Django Reinhardt, "I Won't Dance"
Django Reinhardt, "Diminushing"
Django Reinhardt, "Bricktop"
We've come to the end of our look at the music of Django Reinhardt, which I hope has been enjoyable and informative. These songs come from the final disc of the boxed set I have been hyping since the beginning. These disc, sadly, cover the last years of Reinhardt's life, before he passed away at the age of 43 from a brain hemmorhage. Most of these years were spent in London, where he met up with Stephane Grapelli once again. He maintained two bands, his original version of the Quintet of the Hot Club of France, the one with Grapelli, and his wartime version with clarinet and drums. There was lots of touring and recording, and eventually Reinhardt moved back to Paris until his death.
You will notice that Reinhardt's sound begins to adapt to the times, speeding up, clearly influenced by the bop music coming out of the US at this time. It's interesting to hear how open to new sounds and directions Reinhardt is, as you wouldn't know it from his status as gypsy jazz inventor. I actually like the faster stuff, but nothing lives up to their swing moments, which seem more natural and suited for their stringed instruments. It allows for more space, which suits this sad, evocative music to a tee.
Most of all, these years brought Django and his gypsy jazz increasing acclaim. There was even a US tour and opening spot for Duke Ellington in New York City.
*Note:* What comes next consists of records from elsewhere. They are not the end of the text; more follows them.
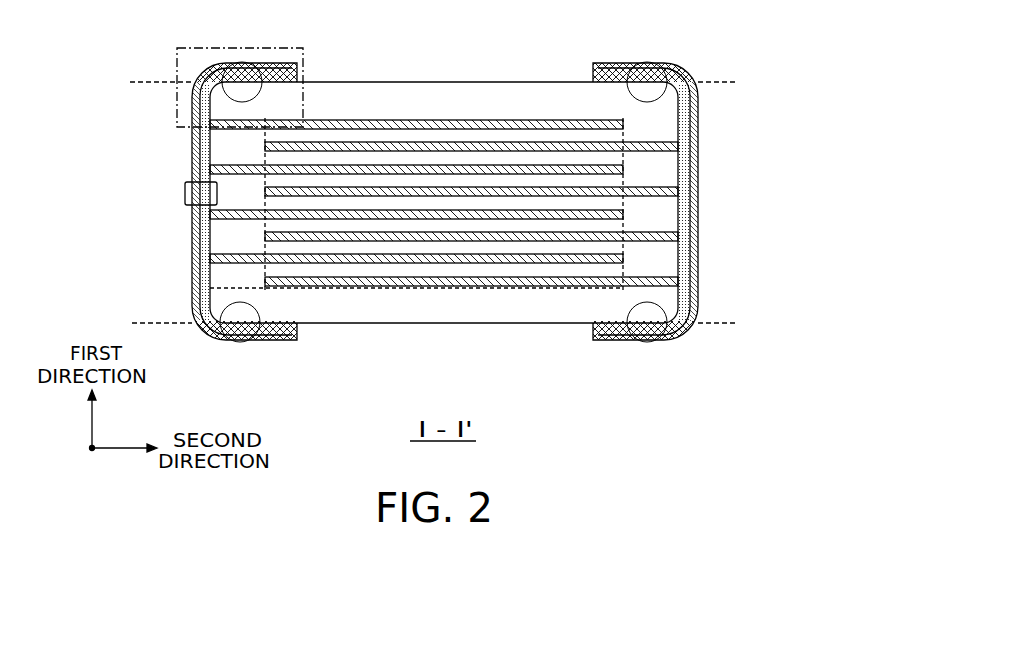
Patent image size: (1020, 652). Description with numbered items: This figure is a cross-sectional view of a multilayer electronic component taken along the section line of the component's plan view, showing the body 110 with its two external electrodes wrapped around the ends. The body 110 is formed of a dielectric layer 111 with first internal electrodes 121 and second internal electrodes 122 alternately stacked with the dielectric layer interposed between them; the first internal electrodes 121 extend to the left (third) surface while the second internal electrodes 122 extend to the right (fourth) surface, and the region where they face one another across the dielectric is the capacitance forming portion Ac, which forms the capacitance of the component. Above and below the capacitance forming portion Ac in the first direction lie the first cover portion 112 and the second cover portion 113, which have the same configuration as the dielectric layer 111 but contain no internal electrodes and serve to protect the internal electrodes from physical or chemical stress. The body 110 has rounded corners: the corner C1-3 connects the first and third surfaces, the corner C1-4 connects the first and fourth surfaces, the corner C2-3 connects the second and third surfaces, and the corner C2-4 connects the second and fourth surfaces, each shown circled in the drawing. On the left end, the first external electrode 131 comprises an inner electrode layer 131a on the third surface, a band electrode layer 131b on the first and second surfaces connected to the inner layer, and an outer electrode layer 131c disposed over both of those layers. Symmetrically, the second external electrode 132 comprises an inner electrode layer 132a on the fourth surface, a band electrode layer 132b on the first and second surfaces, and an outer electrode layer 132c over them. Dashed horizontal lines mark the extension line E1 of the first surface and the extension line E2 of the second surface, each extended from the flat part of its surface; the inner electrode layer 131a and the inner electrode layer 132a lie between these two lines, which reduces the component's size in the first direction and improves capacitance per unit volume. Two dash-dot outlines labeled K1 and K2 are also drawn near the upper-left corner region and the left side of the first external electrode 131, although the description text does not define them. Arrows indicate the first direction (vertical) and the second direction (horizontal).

The body 110 is at (444, 191).
The dielectric layer 111 is at (310, 155).
The first cover portion 112 is at (440, 87).
The second cover portion 113 is at (457, 307).
The first internal electrode 121 is at (488, 120).
The second internal electrode 122 is at (555, 147).
The first external electrode 131 is at (165, 201).
The 1-1-th electrode layer 131a is at (203, 242).
The 1-2-th electrode layer 131b is at (196, 326).
The 1-3-th electrode layer 131c is at (200, 268).
The second external electrode 132 is at (715, 201).
The 2-1-th electrode layer 132a is at (686, 250).
The 2-2-th electrode layer 132b is at (692, 322).
The 2-3-th electrode layer 132c is at (688, 278).
The capacitance forming portion Ac is at (542, 288).
The first region K1 is at (177, 57).
The second region K2 is at (185, 193).
The extension line of the first surface E1 is at (433, 82).
The extension line of the second surface E2 is at (434, 324).
The 1-3-th corner C1-3 is at (263, 66).
The 1-4 corner C1-4 is at (628, 65).
The 2-3-th corner C2-3 is at (262, 340).
The 2-4 corner C2-4 is at (627, 334).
Possibly the biggest sign of the increasing respect for the guitarist's music and talent came when he was asked to play with Duke's orchestra. While it wasn't much of a success, it does confirm that the greatest jazz composer of the time respected and listened to the music that Django was creating, considered him an essential part of the swing tradition.
I figured that I would add some links for further information, as my knowledge is cursory at best. Suprisingly, there is not that much out there on the Web, particularly collecting all the vast amount of info and articles written about the man. The only one I found is amazing, however, and may be the reason no one else has attempted to do this. The Django Reinhardt Swing Page is essential, dedicated to Django and gypsy jazz. The articles section is a personal favorite, a great chance to read more about the man and his critical reception.
As I said, I am going to keep going down this path, leaping ahead a few decades to the recent revival of traditional gypsy music. First, I will put up some Gogol Bordello, a few tracks off of their other releases, just to remind you of why I started discussing this in the first place. We may even get into klezmer music!